Orange County Branch Newsletter
California's Road User Charge Pilot
By Steven L. King, P.E.
As I travel around throughout California, I notice that the road conditions change drastically from one area to the next. In 2012, ASCE Region 9 released it’s most recent California Infrastructure Report Card giving Transportation a C- letter grade. At the time of the report, the California Streets and Roads Needs Assessment rated the overall Pavement Condition Index (PCI) across the state to be just 66 on a 100 point scale. Assuming funding levels would remain steady, Caltrans projected continued deferred maintenance and preservation activities would result in the PCI would dropping to 54 and the funding shortfall to increase from $39.1 billion to $63.6 billion by 2020.
Something clearly needs to be done to keep our transportation infrastructure from falling into disrepair. Most people realize that user fees commonly known as the gas taxes are the primary revenue source for building our roadways. Without digressing into the details related to California’s “fuel tax swap” of 2011, per gallon gas tax rates have essentially been the same since last raised in 1993. I think we can all agree that a dollar today doesn’t buy what it used to in 1993 and people are using less gas for the same trips since fuel economy in vehicles has increased over the last 20 years.
ASCE, along with many other advocacy groups, regularly use this type of information to urge the State legislature to prioritize transportation infrastructure and increase investments into our transportation system. In 2014, Senator De Saulnier authored Senate Bill 1077 that was ultimately signed by Governor Brown requiring the state to initiate a pilot program to study the implications of a road user charge as an alternative to the state gas tax.
After a couple years of development and incorporating lessons learned from other states, the California pilot kicked off in July and I’m happy to be one of more than 5,000 volunteers statewide to participate. As a participant, I was able to select from various options the method of reporting miles and making “payments.” Since this is a pilot, no real transactions take place but theoretical statements and payments are used for the program. Methods for reporting varied from time and mileage permits to manual odometer readings to real-time gps tracking via smartphone or built in vehicle technologies.
To keep my work to a minimum, I chose the most automated options by pre-paying into a deposit account and using gps to track and report my miles. At first I was really excited to see how things work, I was able to us a smartphone ap to track and review each of my trips. After a week or so, the novelty wore of and I didn’t really care to see any more notes for “hard braking.”
A few weeks later, I received my first monthly statement and the only real surprise was that I didn’t really drive as much as I thought I would. I’d consider the pilot a success to date and I Iook forward to completing the program over the next few months.

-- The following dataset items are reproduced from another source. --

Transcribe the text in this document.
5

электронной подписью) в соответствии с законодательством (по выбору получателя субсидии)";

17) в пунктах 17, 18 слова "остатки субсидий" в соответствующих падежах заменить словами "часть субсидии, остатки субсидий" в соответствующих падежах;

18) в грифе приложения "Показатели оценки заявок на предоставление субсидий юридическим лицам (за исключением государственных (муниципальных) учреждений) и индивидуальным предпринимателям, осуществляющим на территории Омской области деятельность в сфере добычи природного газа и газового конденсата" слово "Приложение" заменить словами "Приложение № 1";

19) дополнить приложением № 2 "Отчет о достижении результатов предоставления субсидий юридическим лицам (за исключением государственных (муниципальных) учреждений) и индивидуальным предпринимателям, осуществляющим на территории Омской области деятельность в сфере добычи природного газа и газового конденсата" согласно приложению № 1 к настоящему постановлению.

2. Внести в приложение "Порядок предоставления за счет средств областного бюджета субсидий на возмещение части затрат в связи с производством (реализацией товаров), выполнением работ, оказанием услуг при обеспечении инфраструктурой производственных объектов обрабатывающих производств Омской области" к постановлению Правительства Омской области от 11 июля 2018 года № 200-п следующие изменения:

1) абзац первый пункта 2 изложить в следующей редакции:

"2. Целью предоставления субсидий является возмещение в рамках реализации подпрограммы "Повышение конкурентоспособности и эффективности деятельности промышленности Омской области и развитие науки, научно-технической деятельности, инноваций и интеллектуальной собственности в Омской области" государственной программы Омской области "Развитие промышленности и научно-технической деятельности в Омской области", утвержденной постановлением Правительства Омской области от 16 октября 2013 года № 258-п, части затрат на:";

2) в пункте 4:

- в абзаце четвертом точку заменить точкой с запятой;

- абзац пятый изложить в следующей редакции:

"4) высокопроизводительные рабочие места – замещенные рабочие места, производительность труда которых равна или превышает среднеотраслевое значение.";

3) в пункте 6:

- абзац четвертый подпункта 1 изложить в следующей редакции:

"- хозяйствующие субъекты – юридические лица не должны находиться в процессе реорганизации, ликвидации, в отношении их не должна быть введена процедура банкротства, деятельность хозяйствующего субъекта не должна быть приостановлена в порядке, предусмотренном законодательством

Results of the pilot are scheduled to be reported back to the legislature by the end of 2017 and hopefully this is a first steps toward getting a more sustainable revenue source for our roadways.
After reading the recently released 2016 Orange County Report Card, I’m happy to see that at 77, we still have the highest PCI rating in the state. Orange County is fortunate to have relatively newer roads with fewer maintenance needs but we need to recognize the need to keep those facilities in a state of good repair.